To serve up a mangled metaphor that fits our topsy-turvy times, the tide might be turning on self-identified progressivism’s long march through the institutions.
Certainly, in the bigger picture, recent events signal more than a sea change of political seasons evident in indicators such as this week’s polling numbers showing Prime Minister Trudeau’s bottomless fall from the updrafts of wingéd power’s pinnacle (OK, OK, I’ll stop).
True, close to half of Canadians surveyed in a Postmedia-Léger poll said the PM should resign before the next election (49 percent) or offered only the back-handed “support” of saying they didn’t know what he should do (21 percent). More than 60 percent of those who participated in the online survey, conducted between June 30 and July 3, said the younger Trudeau has been a divisive force in Canada. Fifty-five percent disapprove of his performance, 32 percent strongly and 23 percent somewhat. A mere 17 percent—about one in six Canadians—think he’s made the country a better place.
“When you take the results ... in their entirety, one can’t help but think the progressive coalition that elected Trudeau to his majority in 2015 and contributed to his back-to-back minorities is significantly strained, if not broken,” Postmedia quoted Andrew Enns, an executive vice-president of Léger polling company.
Should the numbers hold, and Enns’s nuanced prophecy actually prove prophetic, it would mean, of course, only that a new name will appear on Justin Trudeau’s former office, and potentially that the furniture in the Prime Minister’s Office will change to Tory blue from Liberal red. Obviously, that is not nothing. Au contraire, peaceful transition of power is the heart of our parliamentary, and therefore democratic, life. The genius of our system is providing new blood without spilling real blood.
But it’s one thing to shuffle the deckchairs of personality and partisanship. It’s another to overturn ways of thinking that were entrenched before many current political actors were born. In past months, not one but two international events have unfolded that repudiate more than a half-century of such thinking. They may lead, with Canada the laggard as usual, to very different ways of affirming truth at the institutional, and consequentially personal, level.
The two events are environmental moralism running head first into the brick wall of the Russian bear (sorry) in Europe, and the prevarications of pro-choice legalism being swatted into non-existence by the U.S. Supreme Court ruling in Dobbs. Both promise to restore to our world what was once the enduring rule of public and private life: You cannot just make stuff up.
The long march of progressives through the institutions, enabled by their alternatively grim-faced and gleeful defiance of that ancient code, stands checked by restitution of the old order. We can wait in joyful hope for the checking to become a rout.
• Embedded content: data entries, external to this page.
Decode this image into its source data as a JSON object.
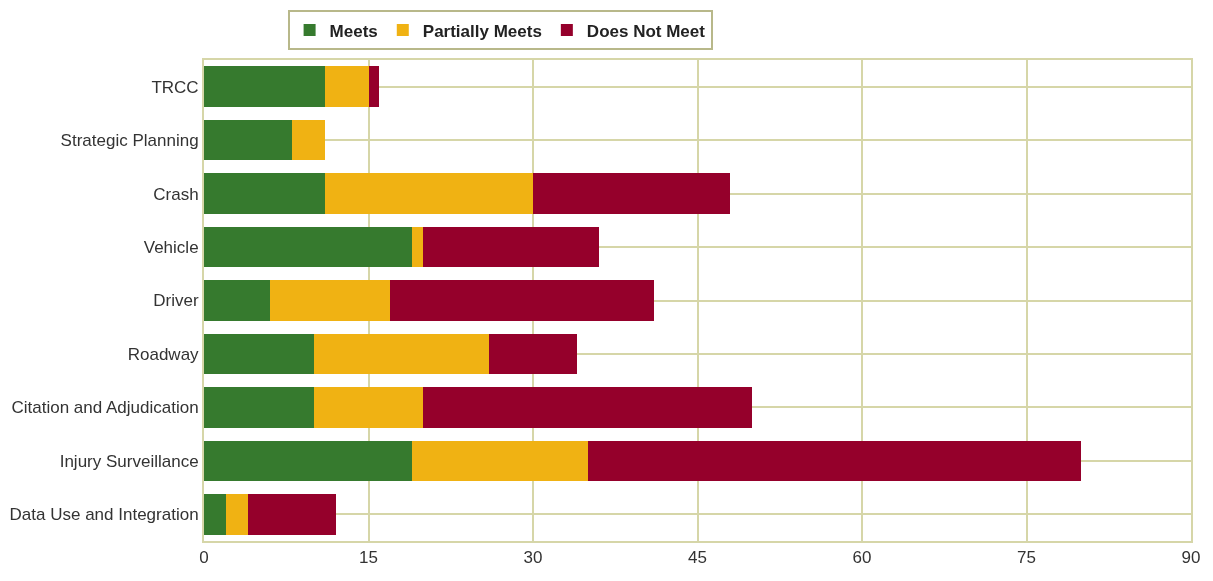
{
  "chart_data": {
    "type": "bar",
    "orientation": "horizontal",
    "stacked": true,
    "categories": [
      "TRCC",
      "Strategic Planning",
      "Crash",
      "Vehicle",
      "Driver",
      "Roadway",
      "Citation and Adjudication",
      "Injury Surveillance",
      "Data Use and Integration"
    ],
    "series": [
      {
        "name": "Meets",
        "color": "#367a2e",
        "values": [
          11,
          8,
          11,
          19,
          6,
          10,
          10,
          19,
          2
        ]
      },
      {
        "name": "Partially Meets",
        "color": "#f0b213",
        "values": [
          4,
          3,
          19,
          1,
          11,
          16,
          10,
          16,
          2
        ]
      },
      {
        "name": "Does Not Meet",
        "color": "#95002b",
        "values": [
          1,
          0,
          18,
          16,
          24,
          8,
          30,
          45,
          8
        ]
      }
    ],
    "xlim": [
      0,
      90
    ],
    "xticks": [
      0,
      15,
      30,
      45,
      60,
      75,
      90
    ],
    "grid": true,
    "legend": "top"
  }
}
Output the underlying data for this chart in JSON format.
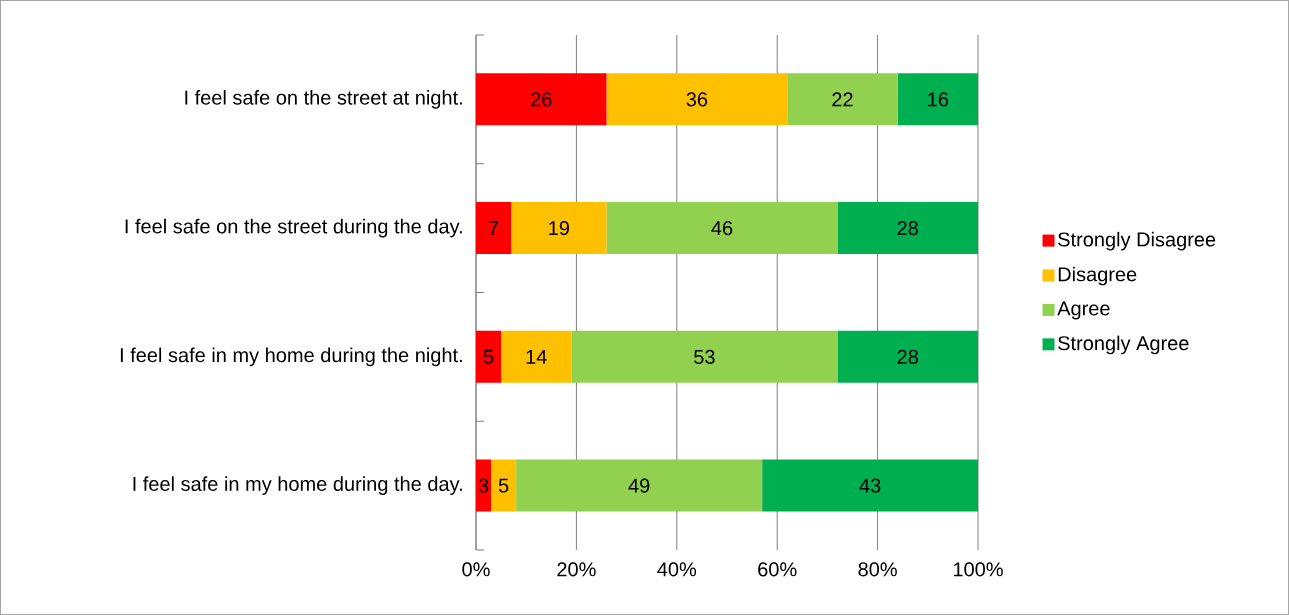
{
  "chart_data": {
    "type": "bar",
    "orientation": "horizontal",
    "stacked": true,
    "categories": [
      "I feel safe on the street at night.",
      "I feel safe on the street during the day.",
      "I feel safe in my home during the night.",
      "I feel safe in my home during the day."
    ],
    "series": [
      {
        "name": "Strongly Disagree",
        "color": "#ff0000",
        "values": [
          26,
          7,
          5,
          3
        ]
      },
      {
        "name": "Disagree",
        "color": "#ffc000",
        "values": [
          36,
          19,
          14,
          5
        ]
      },
      {
        "name": "Agree",
        "color": "#92d050",
        "values": [
          22,
          46,
          53,
          49
        ]
      },
      {
        "name": "Strongly Agree",
        "color": "#00b050",
        "values": [
          16,
          28,
          28,
          43
        ]
      }
    ],
    "xlim": [
      0,
      100
    ],
    "xticks": [
      {
        "value": 0,
        "label": "0%"
      },
      {
        "value": 20,
        "label": "20%"
      },
      {
        "value": 40,
        "label": "40%"
      },
      {
        "value": 60,
        "label": "60%"
      },
      {
        "value": 80,
        "label": "80%"
      },
      {
        "value": 100,
        "label": "100%"
      }
    ],
    "grid": "x",
    "legend": "right",
    "data_labels": true
  }
}
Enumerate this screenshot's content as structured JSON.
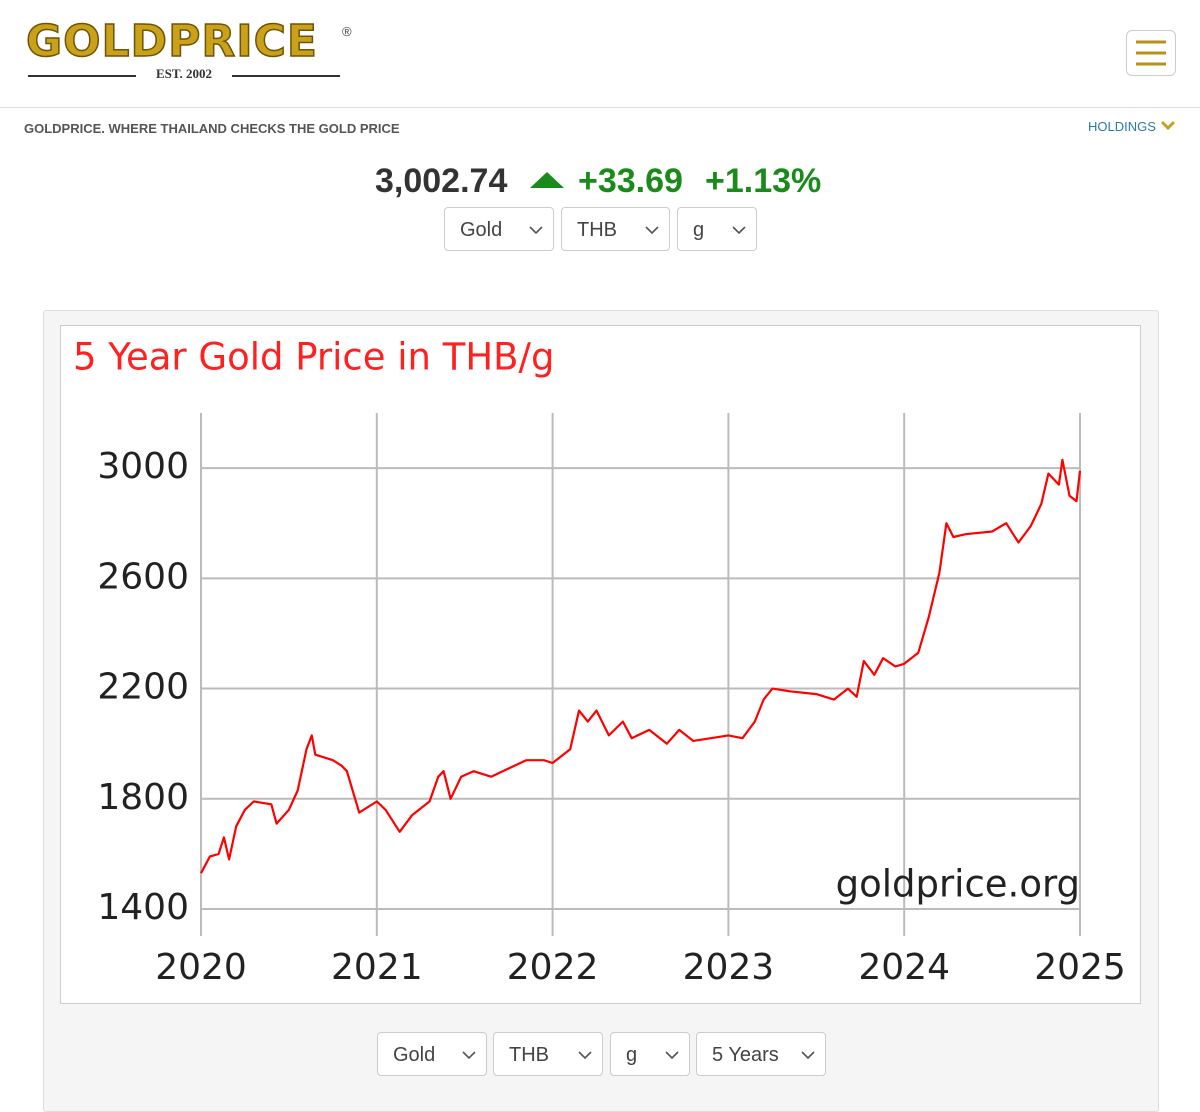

In Europe, the Putin invasion of Ukraine, with the devastating turmoil it has created for world energy markets, gives the lie to the sacramental professions of the green movement, which from its inception has shielded itself in a self-serving aura of moral purity. Whatever its illusions and delusions and nose-stretching, it could cavalierly spread the big lie everywhere that at least it was a force for good; the good, no less, of “saving the planet.”
Saving the planet, you say? How about saving the millions of Europeans at risk of freezing to death this winter because of energy shortages that are a direct consequence of the incremental acceptance of green ideological hogwashery since the 1960s? At a less urgent level, how about saving the faces of politicians across Europe currently kicking environmentalist nostrums to the curb in the rush to reactivate coal plants and nuclear power? Beyond that, just think how much of the world’s wasted time could have been saved if very real environmental concerns had been addressed from the last half of the 20th century until now with realism, pragmatism, equilibrium and, oh yeah, not making stuff up?
The same question arises out of the U.S. Supreme Court’s Dobbs decision. Imagine the amount of time, energy, money, anger, hostility, polarization, and, yes, violence, would have been spared if Roe v. Wade had been answered honestly back in 1973, i.e., there is not, and never has been, a Constitutional right to abortion in American law, tradition, or history, and it is a matter for the states to democratically decide for themselves. Put another way, what world might we live in now if the Court, 49 years ago, had simply told the truth and not made stuff up?
Whether one is fervently pro-life, implacably pro-choice, or somewhere in the zone that says abortion when necessary but rarely necessarily abortion, even those with minimal historical awareness must agree it would be a far better world than what we’ve lived through since. It would, after all, have made progress itself genuine and pragmatic by requiring proof of its need rather than relying on lies to embed progressivism institutionally and privately.
Fortunately, the sands of time appear to be running out on the progressive tide. That alone is worth many a mangled metaphor, is it not?